The exhibition is called “Barocci: Brilliance and Grace” and displays paintings and preparatory drawings by 16th-century Italian artist Federico Barocci.

Many of the paintings, Bohn said, had never left Italy, so much of the rest of the world is unfamiliar with his work.

“It makes me feel very fulfilled, like it was a good use of many years of my life to go out and help other people appreciate him,” Bohn said. “Several of the London papers had the headline ‘The Greatest Artist You’ve Never Heard Of.’ I think that’s kind of right on the money.”

Bohn has spent the past six years preparing for this exhibition. She and her co-curator traveled to about 60 different museums and churches around the world to select and loan more than 130 of Barocci’s approximately 1500 remaining pieces.

The pieces came from such sites as the Vatican Museum in Rome, the Uffizi Gallery in Florence, the Louvre Museum in Paris and Windsor Castle in the U.K.

“Nothing like this happens easily or overnight,” Bohn said. “My advisor in graduate school always used to say, ‘Work on great artists because they won’t let you down.’ So all that effort and all those years and all that energy was worthwhile because Barocci is an incredible artist.”

Before the London exhibition, which is scheduled to end in May, the Saint Louis Art Museum exhibited the pieces last fall.
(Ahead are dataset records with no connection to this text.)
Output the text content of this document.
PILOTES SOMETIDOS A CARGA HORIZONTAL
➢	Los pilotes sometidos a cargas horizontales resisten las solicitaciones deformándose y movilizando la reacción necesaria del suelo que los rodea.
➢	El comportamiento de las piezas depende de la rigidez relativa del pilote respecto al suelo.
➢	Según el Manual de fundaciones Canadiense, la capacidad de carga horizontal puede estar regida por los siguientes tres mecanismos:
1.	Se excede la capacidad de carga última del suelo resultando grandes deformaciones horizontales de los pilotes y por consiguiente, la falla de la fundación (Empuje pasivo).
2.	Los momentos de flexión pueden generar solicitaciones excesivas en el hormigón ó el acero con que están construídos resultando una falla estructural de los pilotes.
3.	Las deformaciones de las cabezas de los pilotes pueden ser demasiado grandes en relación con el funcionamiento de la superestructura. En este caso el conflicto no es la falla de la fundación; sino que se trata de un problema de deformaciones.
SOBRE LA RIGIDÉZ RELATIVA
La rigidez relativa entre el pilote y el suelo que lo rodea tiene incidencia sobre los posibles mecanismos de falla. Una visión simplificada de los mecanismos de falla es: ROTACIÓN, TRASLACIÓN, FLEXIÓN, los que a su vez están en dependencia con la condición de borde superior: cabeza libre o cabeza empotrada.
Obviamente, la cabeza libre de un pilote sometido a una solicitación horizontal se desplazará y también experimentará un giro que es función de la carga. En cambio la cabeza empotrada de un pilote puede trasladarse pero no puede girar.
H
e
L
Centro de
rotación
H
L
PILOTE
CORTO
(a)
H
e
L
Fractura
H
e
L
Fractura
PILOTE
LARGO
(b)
Bohn’s friend and co-curator Judith Mann works at the museum and initiated the plan to create a Barocci exhibition. The two also co-authored the exhibition catalogue, which interprets Barocci’s works and describes his processes through preparatory drawings.

“When you have a big international exhibition, it costs a lot of money, so we wanted a second venue to share in the costs and to assist with the loans,” Bohn said. “We knew that some of the things we wanted to borrow would be very difficult to obtain the loans.”
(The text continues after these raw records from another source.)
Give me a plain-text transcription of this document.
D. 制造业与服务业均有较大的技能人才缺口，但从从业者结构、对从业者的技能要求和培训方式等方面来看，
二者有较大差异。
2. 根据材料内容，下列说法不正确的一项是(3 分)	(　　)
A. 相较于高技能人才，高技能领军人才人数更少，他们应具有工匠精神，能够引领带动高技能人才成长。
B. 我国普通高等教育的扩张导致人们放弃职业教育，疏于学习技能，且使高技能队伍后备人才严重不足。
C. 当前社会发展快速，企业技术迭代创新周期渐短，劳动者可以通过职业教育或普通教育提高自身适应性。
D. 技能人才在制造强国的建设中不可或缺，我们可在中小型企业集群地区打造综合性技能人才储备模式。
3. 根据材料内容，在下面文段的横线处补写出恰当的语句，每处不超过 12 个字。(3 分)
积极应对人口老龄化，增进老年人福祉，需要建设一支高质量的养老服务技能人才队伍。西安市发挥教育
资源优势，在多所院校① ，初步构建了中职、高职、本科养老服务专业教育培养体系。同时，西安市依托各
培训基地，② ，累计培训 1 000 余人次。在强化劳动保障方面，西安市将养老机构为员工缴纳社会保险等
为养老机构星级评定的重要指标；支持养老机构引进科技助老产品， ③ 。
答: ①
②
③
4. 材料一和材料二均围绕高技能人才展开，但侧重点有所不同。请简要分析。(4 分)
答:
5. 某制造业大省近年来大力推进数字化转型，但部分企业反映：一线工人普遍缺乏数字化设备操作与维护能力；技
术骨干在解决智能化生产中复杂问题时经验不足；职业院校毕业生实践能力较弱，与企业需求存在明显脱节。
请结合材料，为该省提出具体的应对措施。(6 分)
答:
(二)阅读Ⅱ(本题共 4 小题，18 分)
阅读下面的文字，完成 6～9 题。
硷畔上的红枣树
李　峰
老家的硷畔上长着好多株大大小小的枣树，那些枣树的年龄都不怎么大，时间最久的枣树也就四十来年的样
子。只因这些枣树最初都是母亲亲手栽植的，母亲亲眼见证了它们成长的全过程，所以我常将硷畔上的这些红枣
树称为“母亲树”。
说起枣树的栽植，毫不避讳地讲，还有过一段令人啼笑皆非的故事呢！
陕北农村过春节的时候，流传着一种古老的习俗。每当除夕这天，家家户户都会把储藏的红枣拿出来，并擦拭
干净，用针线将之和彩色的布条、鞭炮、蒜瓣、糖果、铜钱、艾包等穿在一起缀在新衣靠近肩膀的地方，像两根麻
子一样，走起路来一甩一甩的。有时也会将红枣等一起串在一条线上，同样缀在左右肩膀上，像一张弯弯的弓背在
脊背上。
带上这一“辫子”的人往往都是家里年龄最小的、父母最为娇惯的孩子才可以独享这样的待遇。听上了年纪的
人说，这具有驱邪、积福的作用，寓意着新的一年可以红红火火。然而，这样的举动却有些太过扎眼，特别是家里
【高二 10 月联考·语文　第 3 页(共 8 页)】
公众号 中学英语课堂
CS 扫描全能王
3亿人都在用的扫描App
When they contacted Nicholas Penny, director of the National Gallery, Bohn said Penny was on board instantly.

“He adored Barocci, thought he was a brilliant and underappreciated artist,” Bohn said.
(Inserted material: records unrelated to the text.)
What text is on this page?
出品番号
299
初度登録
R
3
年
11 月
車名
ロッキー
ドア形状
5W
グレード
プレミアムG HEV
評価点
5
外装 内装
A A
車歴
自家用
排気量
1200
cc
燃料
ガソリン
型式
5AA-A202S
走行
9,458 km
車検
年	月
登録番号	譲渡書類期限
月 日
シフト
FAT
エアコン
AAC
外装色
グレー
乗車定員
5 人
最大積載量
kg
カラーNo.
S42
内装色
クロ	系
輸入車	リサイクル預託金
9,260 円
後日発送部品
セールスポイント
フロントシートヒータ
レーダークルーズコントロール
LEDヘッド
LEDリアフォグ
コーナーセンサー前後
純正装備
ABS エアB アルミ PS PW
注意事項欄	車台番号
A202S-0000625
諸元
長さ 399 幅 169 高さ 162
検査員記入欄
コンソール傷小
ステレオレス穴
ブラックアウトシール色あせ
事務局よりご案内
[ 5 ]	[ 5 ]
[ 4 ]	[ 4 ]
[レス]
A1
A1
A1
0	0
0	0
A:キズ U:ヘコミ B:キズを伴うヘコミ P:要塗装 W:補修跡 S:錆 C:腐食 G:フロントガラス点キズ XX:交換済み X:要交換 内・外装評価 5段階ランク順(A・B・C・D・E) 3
Barocci combined the artistic styles of the High Renaissance period and the Baroque periods, according to the museum’s website.        

Bohn said Barocci bridged these two periods by the innovative use of color. Rather than drawing in black and white, Barocci used pastel colors in his preparatory drawings in order to perfect the color he would use in his paintings.

“For exquisite and original colour harmonies, for tenderness of sentiment, for compelling and vertiginous compositions, Barocci has never been surpassed,” Penny said. “He rendered the sacred both divinely beautiful and irresistibly human.”

Most of Barocci’s work, Bohn said, portrays religious subjects with incredible detail on the head, hands, feet and muscles. In order to perfect the anatomical and color details, Bohn said Barocci would create 40-50 preparatory drawings for each painting.

“By the end of your studies, you can think like the artist. I know a Barocci drawing when I see one,” Bohn said. “I like to think that after all these centuries of relative obscurity, that what we’ve given back to Barocci is an understanding so that everyone can understand him.”

Throughout her week in London, Bohn and her team gave tours and lectures, led discussions and hosted dinners at the gallery. Attendees included lenders of the pieces, high-level patrons and the media.

“I cried actually, so did Judy, when I left the exhibition because it’s been both our lives for so many years. I kept going back through the exhibition one more time, thinking ‘I wonder if I’ll ever see this again,’” Bohn said.

This story was updated on Monday, March 4 at 10:40 p.m.